Jamaninfo, Jakarta: Menteri Kesehatan (Menkes) Budi Gunadi Sadikin, mendampingi Wakil Presiden Ma’ruf Amin untuk menyaksikan vaksinasi Covid-19 yang digelar di Majelis Ulama Indonesia (MUI) pusat, Jakarta, Rabu (7/4/2021).

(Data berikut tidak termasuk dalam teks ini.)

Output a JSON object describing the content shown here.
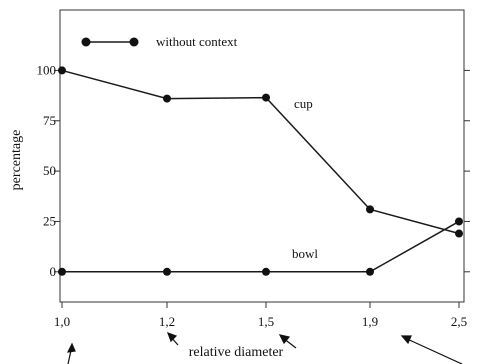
{
  "chart_data": {
    "type": "line",
    "title": "",
    "xlabel": "relative diameter",
    "ylabel": "percentage",
    "categories": [
      "1,0",
      "1,2",
      "1,5",
      "1,9",
      "2,5"
    ],
    "yticks": [
      0,
      25,
      50,
      75,
      100
    ],
    "ylim": [
      -15,
      130
    ],
    "grid": false,
    "legend": {
      "placement": "top-left",
      "label": "without context"
    },
    "series": [
      {
        "label": "cup",
        "values": [
          100,
          86,
          86.5,
          31,
          19
        ]
      },
      {
        "label": "bowl",
        "values": [
          0,
          0,
          0,
          0,
          25
        ]
      }
    ],
    "colors": {
      "line": "#1a1a1a",
      "axis": "#333333"
    }
  }
}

Menkes Budi turut mengucapkan terima kasih kepada Ma’ruf Amin, yang telah memberikan contoh kepada masyarakat, khususnya umat muslim, bahwa vaksin Covid-19 AstraZeneca aman dan boleh digunakan.

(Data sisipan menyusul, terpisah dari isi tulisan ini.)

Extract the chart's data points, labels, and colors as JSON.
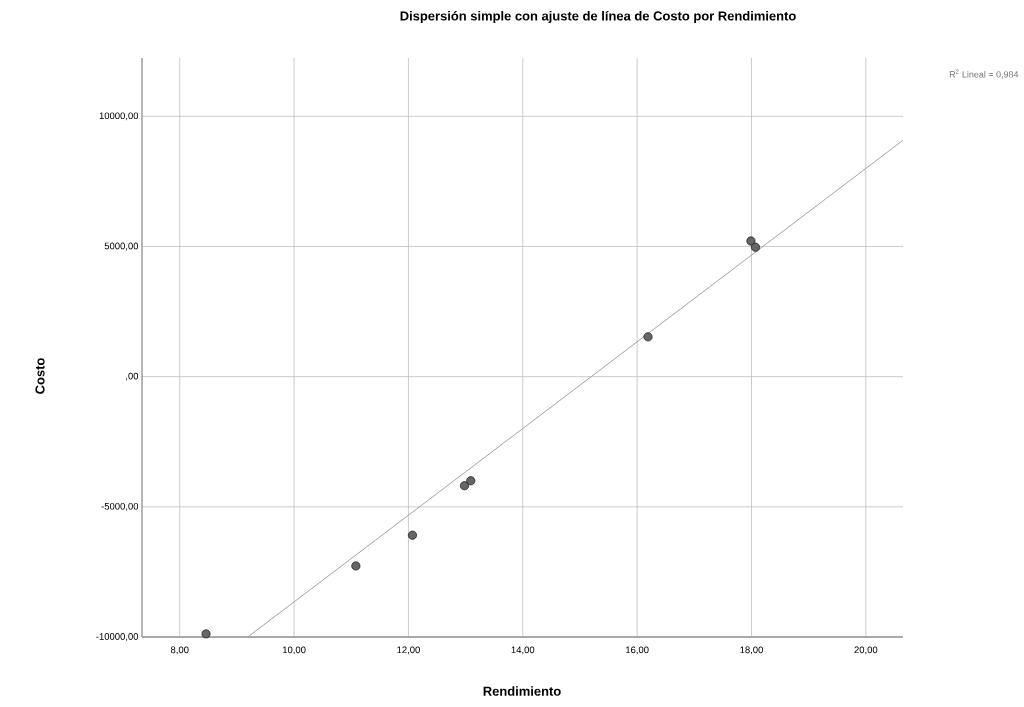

“Bapak (Ma’ruf Amin) sebagai senior dari umat muslim di seluruh Indonesia sudah memberikan contoh bahwa vaksin AstraZeneca ini aman, boleh, dan wajib hukumnya untuk disuntikkan ke seluruh umat muslim di Indonesia untuk mencapai kekebalan komunal dalam rangka mengendalikan pandemi Covid-19,” kata Menkes Budi, dalam keterangannya yang disiarkan Youtube Wakil Presiden, Rabu (7/4/2021).

Budi berharap, setelah penyuntikan vaksin AstraZeneca di MUI, proses vaksinasi AstraZeneca diseluruh wilayah Indonesia berjalan dengan lancar.

“Saya percaya, mudah-mudahan sesudah adanya menyuntikan AstraZeneca di MUI ini, penyuntikan AstraZeneca diseluruh Indonesia diseluruh pelosok nusantara ini, dan di seluruh orang-orang beragama muslim Indonesia bisa berjalan dengan lancar,” harapnya.

Disisi lain, Ma’ruf Amin menyebut vaksinasi keempat di MUI ini istimewa, karena menggunakan vaksin AstraZeneca asal Inggris.

“Hari ini saya ikut menyaksikan vaksinasi di Majelis Ulama Indonesia (MUI) pusat, ini yang keempat. Istimewanya, vaksinasi yang keempat ini menggunakan vaksin AstraZeneca. Kenapa itu menjadi istimewa karena memang masalah ini jadi persoalan yang cukup hangat,” kata Ma’ruf Amin.

Menurut Ma’ruf, sesuai dengan pandangan dan keputusan MUI terkait dibolehkannya vaksin AstraZeneca meski ada suatu unsur bahan yang haram, maka jangan lagi persoalkan halal atau haram, melainkan boleh atau tidak.

“Majelis ulama sesuai dengan pandangan dan keputusannya bahwa AstraZeneca walaupun ada persoalan dalam bahannya, ada suatu yang haram tapi dinyatakan boleh digunakan. Karena itu, maka yang kita persoalkan jangan lagi bicara soal halal atau haram, tapi boleh atau tidak boleh,” sebutnya.